Decommission Network Object Field

Workflow Owner This topic is intended for SecureChange workflow owners, who are responsible for creating and maintaining workflows.

When you configure workflow steps, in the Decommission Network Object field (formerly Server Decommission field) in a workflow step, the Display name and Tooltip text are the same for every step that the field is added to.

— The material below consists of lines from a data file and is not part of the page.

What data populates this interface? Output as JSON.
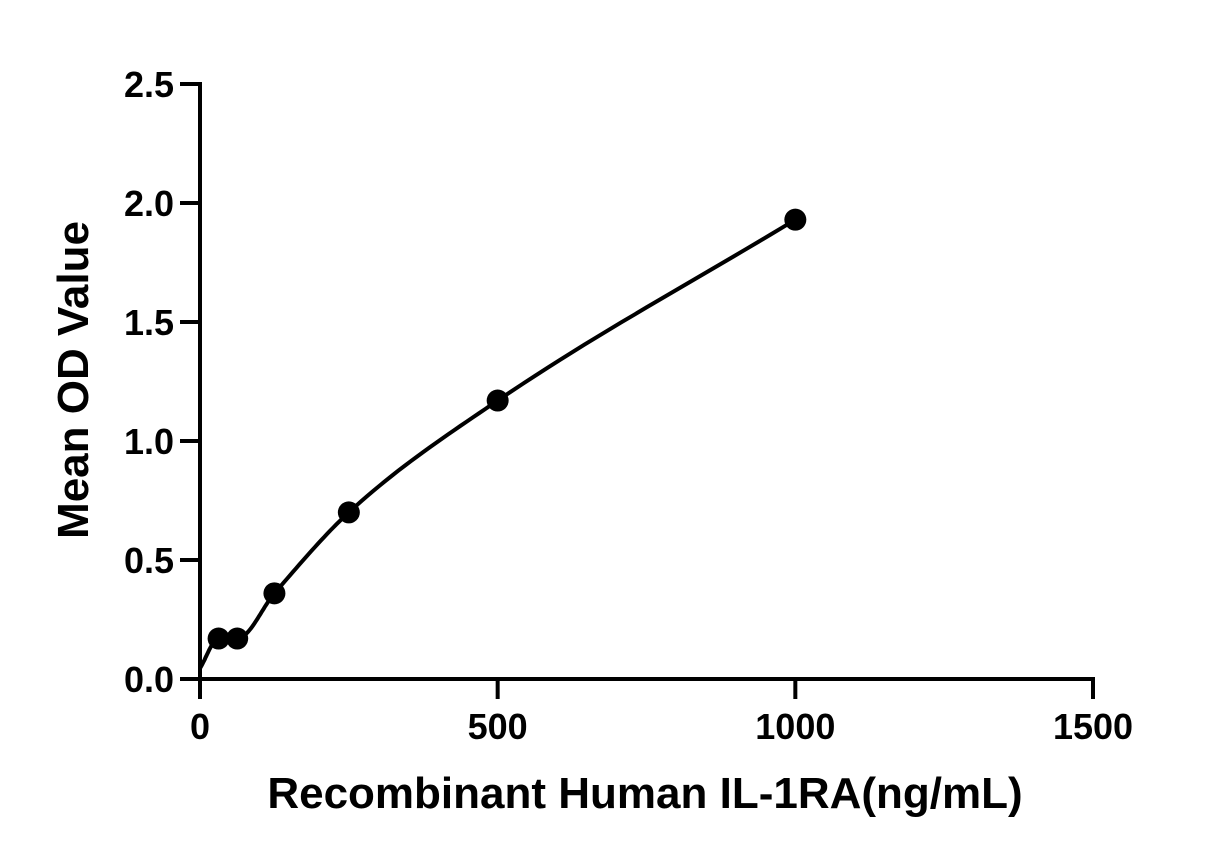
{
  "chart_data": {
    "type": "scatter",
    "title": "",
    "xlabel": "Recombinant Human IL-1RA(ng/mL)",
    "ylabel": "Mean OD Value",
    "xlim": [
      0,
      1500
    ],
    "ylim": [
      0,
      2.5
    ],
    "x_ticks": [
      "0",
      "500",
      "1000",
      "1500"
    ],
    "y_ticks": [
      "0.0",
      "0.5",
      "1.0",
      "1.5",
      "2.0",
      "2.5"
    ],
    "grid": false,
    "legend": "none",
    "series": [
      {
        "points": [
          {
            "x": 31.25,
            "y": 0.17
          },
          {
            "x": 62.5,
            "y": 0.17
          },
          {
            "x": 125,
            "y": 0.36
          },
          {
            "x": 250,
            "y": 0.7
          },
          {
            "x": 500,
            "y": 1.17
          },
          {
            "x": 1000,
            "y": 1.93
          }
        ],
        "fit_curve": true
      }
    ],
    "colors": {
      "marks": "#000000",
      "background": "#ffffff"
    }
  }
}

All other settings apply only to the current step:

In a Decommission Network Object workflow, when multiple tasks are opened on the same step by Dynamic Assignment, no changes can be made to the rules or objects within the rules, and all tools (such as Designer and provisioning) are disabled for the handlers, even if the same handler is configured for all the tasks in the step.

General

  • Read-only - The handler of this step can view the contents but not edit values of the field.

Show

  • Impact Analysis tool - Lets the handler open the impact analysis tool, which shows where the server is used in the firewall rules of all monitored devices.

  • Designer tool - Lets the handler open the Designer, which gives precise recommendations for how to change the firewall rules in order to remove the specified servers.

    For each step that you enable the Designer tool, you can allow the handler to:

    • Allow all: Allow all Designer capabilities supported by this workflow.

    • Allow design only: View the Designer recommendations for policy updates.

    • Allow update only: Provision the Designer recommendations by saving the policy updates to devices. (For devices where Provisioning is supported)

    • Allow commit only: Commit the current policy from the management device onto associated child firewall devices. (For management devices where Committing Changes is supported)

    • Allow design and update only: Perform both design and update processes.

    • Allow update and commit only: Perform both update and commit processes.

  • Verifier tool - Lets the handler open the Verification tool, which verifies that the specified servers were removed based on the latest revision received by SecureTrack.

Decommission Network Object workflows do not support Auto steps. Instead, you can run the workflow tools through the Server Decommission Rest APIs.